Objective and Prerequisites

Vehicle routing problems (VRPs) are combinatorial optimization problems that arise in the area of logistics [1]. In most variants, a set of customers needs to be visited and served (delivering or picking some goods) by a given fleet of vehicles. We want to find

  • a visiting sequence of customers for each vehicle
  • with minimal total routing costs, such that
  • each customer is visited exactly once,
  • the vehicle capacity is never exceeded,
  • and potentially other constraints are satisfied, e.g., time windows at the customers.

These notebooks demonstrate several ways to model vehicle routing problems as mixed-integer linear programs (MILP), without use of sophisticated column generation or cutting plane methods as needed in state-of-the-art approaches [2,3]. Therefore, the presented models have limited performance compared to the state-of-the-art, independent of the used solver. The formulations presented here should be a starting point to understand the modeling difficulties related to VRPs and to evaluate the performance for your problem instances. Currently, only the Capacitated Vehicle Routing Problem (CVRP) and the Vehicle Routing Problem with Time Windows (VRPTW) are considered but the mentioned modeling techniques might also be used for additional variants and side constraints.

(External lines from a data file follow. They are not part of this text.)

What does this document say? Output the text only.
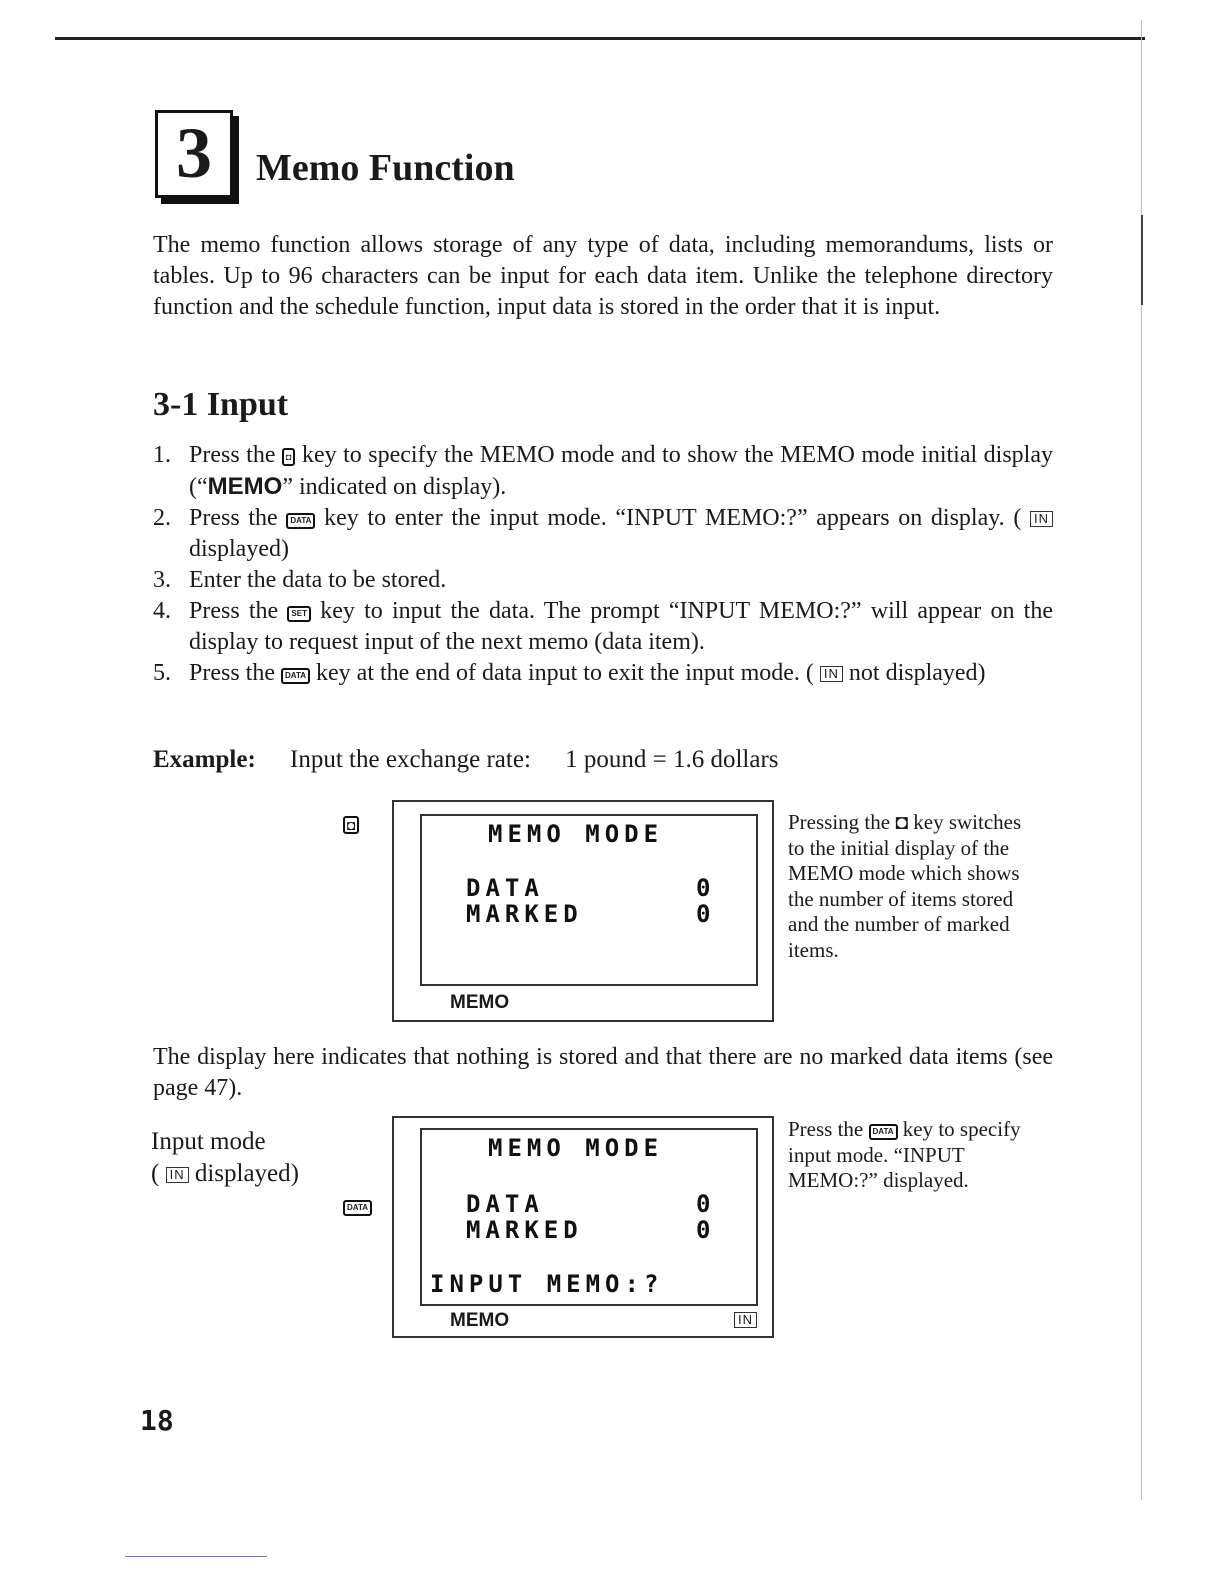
3	Memo Function
The memo function allows storage of any type of data, including memorandums, lists or tables. Up to 96 characters can be input for each data item. Unlike the telephone directory function and the schedule function, input data is stored in the order that it is input.
3-1 Input
1. Press the ◘ key to specify the MEMO mode and to show the MEMO mode initial display (“MEMO” indicated on display).
2. Press the DATA key to enter the input mode. “INPUT MEMO:?” appears on display. ( IN displayed)
3. Enter the data to be stored.
4. Press the SET key to input the data. The prompt “INPUT MEMO:?” will appear on the display to request input of the next memo (data item).
5. Press the DATA key at the end of data input to exit the input mode. ( IN not displayed)
Example: Input the exchange rate: 1 pound = 1.6 dollars
◘	MEMO MODE
DATA	0
MARKED	0
MEMO
Pressing the ◘ key switches to the initial display of the MEMO mode which shows the number of items stored and the number of marked items.
The display here indicates that nothing is stored and that there are no marked data items (see page 47).
Input mode
( IN displayed)
DATA
MEMO MODE
DATA	0
MARKED	0
INPUT MEMO:?
MEMO	IN
Press the DATA key to specify input mode. “INPUT MEMO:?” displayed.
18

These modeling examples are at an intermediate level, where we assume that you know Python and that you have some knowledge of how to build mathematical optimization models.

[1] Toth, P., & Vigo, D. (Eds.). (2014). Vehicle routing: problems, methods, and applications. Society for industrial and applied mathematics.

[2] Baldacci, R., Bartolini, E., Mingozzi, A., & Roberti, R. (2010). An exact solution framework for a broad class of vehicle routing problems. Computational Management Science, 7(3), 229.

[3] Pessoa, A., Sadykov, R., Uchoa, E., & Vanderbeck, F. (2020). A generic exact solver for vehicle routing and related problems. Mathematical Programming, 183, 483-523.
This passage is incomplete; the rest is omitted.